Covid-19 outbreak compels authorities to ban wildlife consumption
The coronavirus (Covid-19), which to date has infected over 120,000 people and caused over 5,000 deaths, shows little sign of abating as cases in Asia, Europe and North America continue to climb.
While most governments are focused intently on tackling the current crisis, the Chinese government has begun taking important steps to reduce the risk of similar outbreaks taking place in the future.
Investigations by researchers, universities and leading virologists indicate the first cases of Covid-19 originated at Huanan Seafood Wholesale Market, a ‘wet market’ in Wuhan, central China. Wet markets, such as the one in Wuhan, sell an astonishing range of meats, fish and seafood, as well as an alarming array of live caged animals including; chickens, dogs, pigs, snakes, bats, reptiles, pangolins and civets. The cramped, unhygienic conditions in which these animals are kept are favourable conditions for zoonotic diseases to jump from animals to humans.
“Poorly regulated, live-animal markets mixed with illegal wildlife trade offer a unique opportunity for viruses to spill over from wildlife hosts into the human population,” according to the Wildlife Conservation Society.
Scientists who’ve examined Covid-19’s genomes believe the virus jumped from bats to ant-eating pangolins, then to a human host and later mutated, making it more effective at infecting other humans.
This is not the first time China’s poorly regulated wildlife trade has caused a health crisis.

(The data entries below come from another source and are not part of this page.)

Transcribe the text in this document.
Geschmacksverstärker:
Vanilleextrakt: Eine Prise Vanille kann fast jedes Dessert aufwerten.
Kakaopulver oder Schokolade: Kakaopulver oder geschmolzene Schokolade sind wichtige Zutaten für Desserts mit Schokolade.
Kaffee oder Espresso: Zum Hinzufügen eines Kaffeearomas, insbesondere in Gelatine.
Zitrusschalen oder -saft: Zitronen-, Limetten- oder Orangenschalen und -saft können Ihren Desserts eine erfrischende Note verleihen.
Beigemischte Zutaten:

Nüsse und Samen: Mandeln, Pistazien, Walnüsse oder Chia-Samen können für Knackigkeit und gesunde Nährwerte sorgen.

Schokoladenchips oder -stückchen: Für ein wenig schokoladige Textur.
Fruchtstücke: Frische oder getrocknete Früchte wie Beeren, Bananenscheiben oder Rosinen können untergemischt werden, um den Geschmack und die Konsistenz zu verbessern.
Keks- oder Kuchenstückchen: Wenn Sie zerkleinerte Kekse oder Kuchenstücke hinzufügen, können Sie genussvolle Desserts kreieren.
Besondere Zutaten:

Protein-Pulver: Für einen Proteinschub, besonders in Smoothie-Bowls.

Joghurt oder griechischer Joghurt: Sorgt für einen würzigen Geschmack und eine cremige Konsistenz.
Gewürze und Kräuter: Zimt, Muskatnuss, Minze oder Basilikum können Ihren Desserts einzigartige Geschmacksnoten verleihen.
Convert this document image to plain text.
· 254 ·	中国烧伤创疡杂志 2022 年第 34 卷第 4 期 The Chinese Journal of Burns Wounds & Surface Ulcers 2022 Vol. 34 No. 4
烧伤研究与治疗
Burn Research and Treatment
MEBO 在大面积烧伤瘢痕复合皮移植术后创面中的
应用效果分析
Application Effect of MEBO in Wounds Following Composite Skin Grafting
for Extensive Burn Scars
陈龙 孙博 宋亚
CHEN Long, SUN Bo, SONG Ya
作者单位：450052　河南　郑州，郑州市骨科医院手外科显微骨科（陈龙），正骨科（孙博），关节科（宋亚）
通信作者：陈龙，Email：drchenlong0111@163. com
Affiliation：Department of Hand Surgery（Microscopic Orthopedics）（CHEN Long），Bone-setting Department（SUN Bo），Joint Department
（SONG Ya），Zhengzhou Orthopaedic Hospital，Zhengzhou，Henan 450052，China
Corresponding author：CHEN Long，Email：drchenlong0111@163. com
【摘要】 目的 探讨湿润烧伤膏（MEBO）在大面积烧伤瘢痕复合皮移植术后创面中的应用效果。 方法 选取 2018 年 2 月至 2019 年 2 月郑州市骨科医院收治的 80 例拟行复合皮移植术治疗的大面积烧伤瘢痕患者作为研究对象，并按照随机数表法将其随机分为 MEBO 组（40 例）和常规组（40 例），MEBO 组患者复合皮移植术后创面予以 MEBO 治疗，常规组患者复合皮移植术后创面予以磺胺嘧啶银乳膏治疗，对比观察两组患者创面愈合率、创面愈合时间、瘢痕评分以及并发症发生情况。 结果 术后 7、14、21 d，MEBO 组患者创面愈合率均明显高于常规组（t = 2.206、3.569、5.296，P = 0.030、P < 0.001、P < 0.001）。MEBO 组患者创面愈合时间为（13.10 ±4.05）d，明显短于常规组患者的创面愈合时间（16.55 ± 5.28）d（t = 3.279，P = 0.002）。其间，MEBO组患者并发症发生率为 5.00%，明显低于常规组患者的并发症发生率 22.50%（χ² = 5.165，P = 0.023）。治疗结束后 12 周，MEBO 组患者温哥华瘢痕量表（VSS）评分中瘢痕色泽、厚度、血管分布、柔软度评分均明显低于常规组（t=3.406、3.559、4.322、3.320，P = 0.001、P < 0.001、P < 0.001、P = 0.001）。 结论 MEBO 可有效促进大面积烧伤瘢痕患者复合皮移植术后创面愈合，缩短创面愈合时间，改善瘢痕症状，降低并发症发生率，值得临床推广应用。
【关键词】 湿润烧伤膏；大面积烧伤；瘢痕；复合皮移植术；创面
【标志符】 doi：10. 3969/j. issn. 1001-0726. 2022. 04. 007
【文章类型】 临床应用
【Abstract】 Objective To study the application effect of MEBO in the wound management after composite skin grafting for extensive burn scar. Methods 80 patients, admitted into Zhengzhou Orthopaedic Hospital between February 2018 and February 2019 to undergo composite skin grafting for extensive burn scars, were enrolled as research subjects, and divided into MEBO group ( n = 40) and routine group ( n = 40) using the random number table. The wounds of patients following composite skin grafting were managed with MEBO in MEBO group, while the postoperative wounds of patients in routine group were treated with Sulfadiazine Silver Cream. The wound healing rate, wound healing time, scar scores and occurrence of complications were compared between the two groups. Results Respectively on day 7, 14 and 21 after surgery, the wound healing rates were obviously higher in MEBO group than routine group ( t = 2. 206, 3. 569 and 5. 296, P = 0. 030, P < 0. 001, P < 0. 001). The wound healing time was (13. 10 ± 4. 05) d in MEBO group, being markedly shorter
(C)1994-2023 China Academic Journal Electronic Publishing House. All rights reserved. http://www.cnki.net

The SARS outbreakwhich infected over 8,000 people and caused almost 800 deaths between 2002-2003 was linked to the trade and consumption of civets in the Guangdong province of southern China.
As a result of the devastating impact Covid-19 is having on communities, healthcare systems, education, social services and the economy, authorities in Beijing have enforced a strict ban on the consumption and farming of wild animals which comes into effect immediately.
Don’t deny where this came from. pic.twitter.com/QNLUCQuxyD
— steveyuhas (@steveyuhas) March 11, 2020
When the coronavirus was initially identified in January, authorities implemented a temporary ban on the country’s wildlife markets but this latest action goes further by, “Comprehensively Prohibiting the Illegal Trade of Wild Animals, Eliminating the Bad Habits of Wild Animal Consumption, and Protecting the Health and Safety of the People”
The need for China to take decisive action on this issue was explained in a statement by the Standing Committee of the National People’s Congress , “Since the Covid-19 outbreak, the eating of wild animals and the huge hidden threat to public health from the practice have attracted wide attention.”
The announcement to finally tackle China’s consumption of wildlife has been welcomed by public health experts who consider the ban an essential first step to closing down this dangerous and poor regulated industry. Health experts and animal rights campaigners are calling on China’s lawmakers to seize this crucial opportunity as the statement from the Wildlife Conservation Society (WCS) explains ;
“WCS welcomes this critical and positive step that reflects the central government’s commitment for not only solving the COVID-19 outbreak but in preventing future risks through legislative reform and improved enforcement and management.
“There is no such risk-free trade and consumption of any wild mammals and birds whether they are wild-caught or farmed. WCS believes that only by prohibiting the live trade in all wild birds and mammals can the risk of future viral emergences be prevented, and thus other forms of trade should also be included in this ban.
“In addition, this creates a potential loophole for traffickers who may exploit the non-food exemptions to sell or trade live wildlife, creating additional challenges to law enforcement officers.”
There is no risk-free trade or consumption of any wildlife, whether it’s wild-caught or farmed.
— WCS — visit wcs.org (@TheWCS) March 12, 2020
The skepticism towards Beijing’s announcement is in part due to previous attempts which failed to tackle the trade in wildlife for food and traditional medicine.
In 2003, civets, the animal believed to have enabled the transfer of the SARS virus to humans, were banned and culled in large numbers. Unfortunately, as the danger from SARS slipped from memory, civets were once again available for sale at wet markets.
Furthermore, China’s wildlife trade and consumption industry is valued at 520 billion yuan (US$74 billion), and a clandestine industry which is this lucrative, will not simply disappear overnight.
Bringing an end to the farming, trade and consumption of wild animals, is essential to avoid the dangers and global disruption which Covid-19 has inflicted. Whether Beijing is able to bring this industry undercontrol will prove to be yet another complex challenge for China’s leadership.